The following plot visualizes the input data as scatter plot colored by the cluster assignments:
The algorithm will group similar customers together without being told what these groups should be - it discovers the patterns from the attributes itself.
Clustering & Dimensionality Reduction
Unsupervised learning can be further divided into two main categories:
graph LR
A[Unsupervised Learning] --> B[Clustering];
A --> C[Dimensionality Reduction];
Clustering
Clustering algorithms group similar data points together based on their features. The goal is to find cluster/groups in the data without any prior knowledge of the groups just like in the previous customer segmentation example.
Dimensionality Reduction
Dimensionality reduction techniques aim to reduce the number of input features while preserving the most important information. This can help to simplify complex data, speed up algorithms, and improve model performance.
Examples
-
Clustering
Clustering/grouping of similar data points:
- Customer segmentation in marketing (like in the example above)
- Anomaly detection
- Finding similar products in recommendations
- ...
-
Dimensionality Reduction
Reducing the complexity of data:
- Feature extraction from high-dimensional data
- Visualization of complex datasets
- Noise reduction in signals
- ...
Info
While unsupervised learning offers powerful ways to explore and understand data, its results can be harder to evaluate since there are no "correct" answers to compare against. The value of the results often depends on how meaningful the discovered patterns are for the specific application.
Domain knowledge
No matter if you're dealing with supervised or unsupervised learning, domain knowledge is crucial. Understanding the data and the problem you're trying to solve will help you select the right algorithms, features, and interpret the results.
Summary
In this chapter, we introduced two fundamental concepts in machine learning: supervised and unsupervised learning. While supervised learning works with labeled data to make predictions, unsupervised learning is used with unlabeled data to reduce complexity or find clusters.
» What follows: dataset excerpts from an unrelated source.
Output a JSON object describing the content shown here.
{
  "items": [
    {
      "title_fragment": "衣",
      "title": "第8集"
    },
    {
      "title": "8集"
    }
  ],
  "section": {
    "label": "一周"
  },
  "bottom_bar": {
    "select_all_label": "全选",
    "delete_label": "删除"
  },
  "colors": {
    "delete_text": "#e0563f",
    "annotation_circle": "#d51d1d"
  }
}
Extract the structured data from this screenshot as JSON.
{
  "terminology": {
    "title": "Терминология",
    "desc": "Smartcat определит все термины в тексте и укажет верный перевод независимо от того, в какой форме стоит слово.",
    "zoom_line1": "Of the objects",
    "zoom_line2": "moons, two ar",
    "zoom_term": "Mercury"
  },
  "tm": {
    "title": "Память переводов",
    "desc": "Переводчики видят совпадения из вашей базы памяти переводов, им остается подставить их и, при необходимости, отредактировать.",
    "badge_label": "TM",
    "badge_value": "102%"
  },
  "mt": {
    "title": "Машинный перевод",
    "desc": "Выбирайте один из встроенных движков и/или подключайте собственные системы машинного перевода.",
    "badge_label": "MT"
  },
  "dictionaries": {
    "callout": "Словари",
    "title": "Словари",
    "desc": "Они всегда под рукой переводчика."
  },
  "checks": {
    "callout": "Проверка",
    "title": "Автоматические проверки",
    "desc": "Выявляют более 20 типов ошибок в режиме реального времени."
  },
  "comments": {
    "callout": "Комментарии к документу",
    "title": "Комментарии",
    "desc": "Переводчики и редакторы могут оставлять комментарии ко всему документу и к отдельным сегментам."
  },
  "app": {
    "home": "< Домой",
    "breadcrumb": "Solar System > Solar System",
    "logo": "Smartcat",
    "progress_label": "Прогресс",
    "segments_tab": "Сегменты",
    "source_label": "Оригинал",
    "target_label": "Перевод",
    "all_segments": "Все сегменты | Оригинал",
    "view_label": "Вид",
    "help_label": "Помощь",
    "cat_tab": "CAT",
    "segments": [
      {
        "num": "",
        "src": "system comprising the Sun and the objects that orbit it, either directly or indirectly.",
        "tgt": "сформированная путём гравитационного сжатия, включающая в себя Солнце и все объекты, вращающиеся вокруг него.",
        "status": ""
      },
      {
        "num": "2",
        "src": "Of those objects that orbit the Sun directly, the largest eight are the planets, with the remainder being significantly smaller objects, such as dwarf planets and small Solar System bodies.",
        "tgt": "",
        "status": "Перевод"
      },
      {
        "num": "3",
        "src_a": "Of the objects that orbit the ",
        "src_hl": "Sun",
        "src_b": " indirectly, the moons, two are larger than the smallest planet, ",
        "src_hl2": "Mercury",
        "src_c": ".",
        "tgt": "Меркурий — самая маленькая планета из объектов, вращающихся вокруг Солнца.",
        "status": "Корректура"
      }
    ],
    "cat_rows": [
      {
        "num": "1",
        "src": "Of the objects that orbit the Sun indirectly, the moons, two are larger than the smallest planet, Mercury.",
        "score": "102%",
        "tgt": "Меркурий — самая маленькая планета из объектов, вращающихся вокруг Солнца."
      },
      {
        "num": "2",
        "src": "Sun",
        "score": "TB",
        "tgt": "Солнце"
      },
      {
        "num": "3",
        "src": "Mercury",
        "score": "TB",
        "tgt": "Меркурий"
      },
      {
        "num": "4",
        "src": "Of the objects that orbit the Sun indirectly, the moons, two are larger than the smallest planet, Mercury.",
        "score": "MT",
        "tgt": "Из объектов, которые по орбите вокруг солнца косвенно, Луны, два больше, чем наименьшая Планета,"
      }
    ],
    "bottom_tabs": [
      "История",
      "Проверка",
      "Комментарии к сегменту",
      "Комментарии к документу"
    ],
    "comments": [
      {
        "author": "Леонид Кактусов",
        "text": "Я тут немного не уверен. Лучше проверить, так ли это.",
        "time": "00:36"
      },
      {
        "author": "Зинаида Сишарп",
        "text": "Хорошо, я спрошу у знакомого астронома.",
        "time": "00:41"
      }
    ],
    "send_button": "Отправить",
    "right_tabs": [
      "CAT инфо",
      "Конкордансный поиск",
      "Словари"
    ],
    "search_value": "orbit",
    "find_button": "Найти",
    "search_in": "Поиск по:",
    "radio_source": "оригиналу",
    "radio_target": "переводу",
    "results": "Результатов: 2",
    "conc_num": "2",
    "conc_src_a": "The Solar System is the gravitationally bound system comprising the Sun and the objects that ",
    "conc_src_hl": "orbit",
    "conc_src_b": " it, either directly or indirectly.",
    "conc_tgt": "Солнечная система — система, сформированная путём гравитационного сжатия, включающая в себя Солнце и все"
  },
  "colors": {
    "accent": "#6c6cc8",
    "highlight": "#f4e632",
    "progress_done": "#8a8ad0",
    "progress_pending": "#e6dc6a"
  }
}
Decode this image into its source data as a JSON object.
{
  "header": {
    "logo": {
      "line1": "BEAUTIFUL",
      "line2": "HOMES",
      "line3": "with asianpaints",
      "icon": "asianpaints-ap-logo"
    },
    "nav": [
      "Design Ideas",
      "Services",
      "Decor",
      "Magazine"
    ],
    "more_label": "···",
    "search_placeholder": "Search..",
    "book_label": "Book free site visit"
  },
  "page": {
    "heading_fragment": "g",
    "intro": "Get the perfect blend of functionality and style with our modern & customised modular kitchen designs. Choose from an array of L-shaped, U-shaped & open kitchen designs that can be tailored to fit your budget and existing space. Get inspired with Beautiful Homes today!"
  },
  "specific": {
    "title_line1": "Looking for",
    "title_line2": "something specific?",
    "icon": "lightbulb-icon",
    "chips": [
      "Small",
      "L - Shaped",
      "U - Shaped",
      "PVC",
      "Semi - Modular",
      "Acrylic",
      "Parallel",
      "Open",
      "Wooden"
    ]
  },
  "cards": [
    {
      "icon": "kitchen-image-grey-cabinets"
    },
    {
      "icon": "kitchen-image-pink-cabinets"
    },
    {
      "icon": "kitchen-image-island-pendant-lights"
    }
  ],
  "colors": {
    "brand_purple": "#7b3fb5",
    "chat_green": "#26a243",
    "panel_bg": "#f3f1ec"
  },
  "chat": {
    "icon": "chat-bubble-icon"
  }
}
The following chapters will explore specific algorithms from both categories:
Supervised Learning:
graph LR
A[Supervised Learning] --> B[Regression: *Linear Regression*];
A --> C[Classification: *Logistic Regression*];
C --> D[*Decision Tree, Random Forest, Neural Network*];
B --> D;
- Logistic Regression for classification tasks
- Linear Regression for predicting continuous values
- Decision Tree, Random Forest and Neural Network for both regression and classification tasks
Unsupervised Learning:
graph LR
A[Unsupervised Learning] --> B[Clustering: *k-means*];
A --> C[Dimensionality Reduction: *Principal Component Analysis*];
- k-means for clustering similar data points
- Principal Component Analysis (PCA) for dimensionality reduction
We will cover the theory and illustrate each algorithm with a practical example.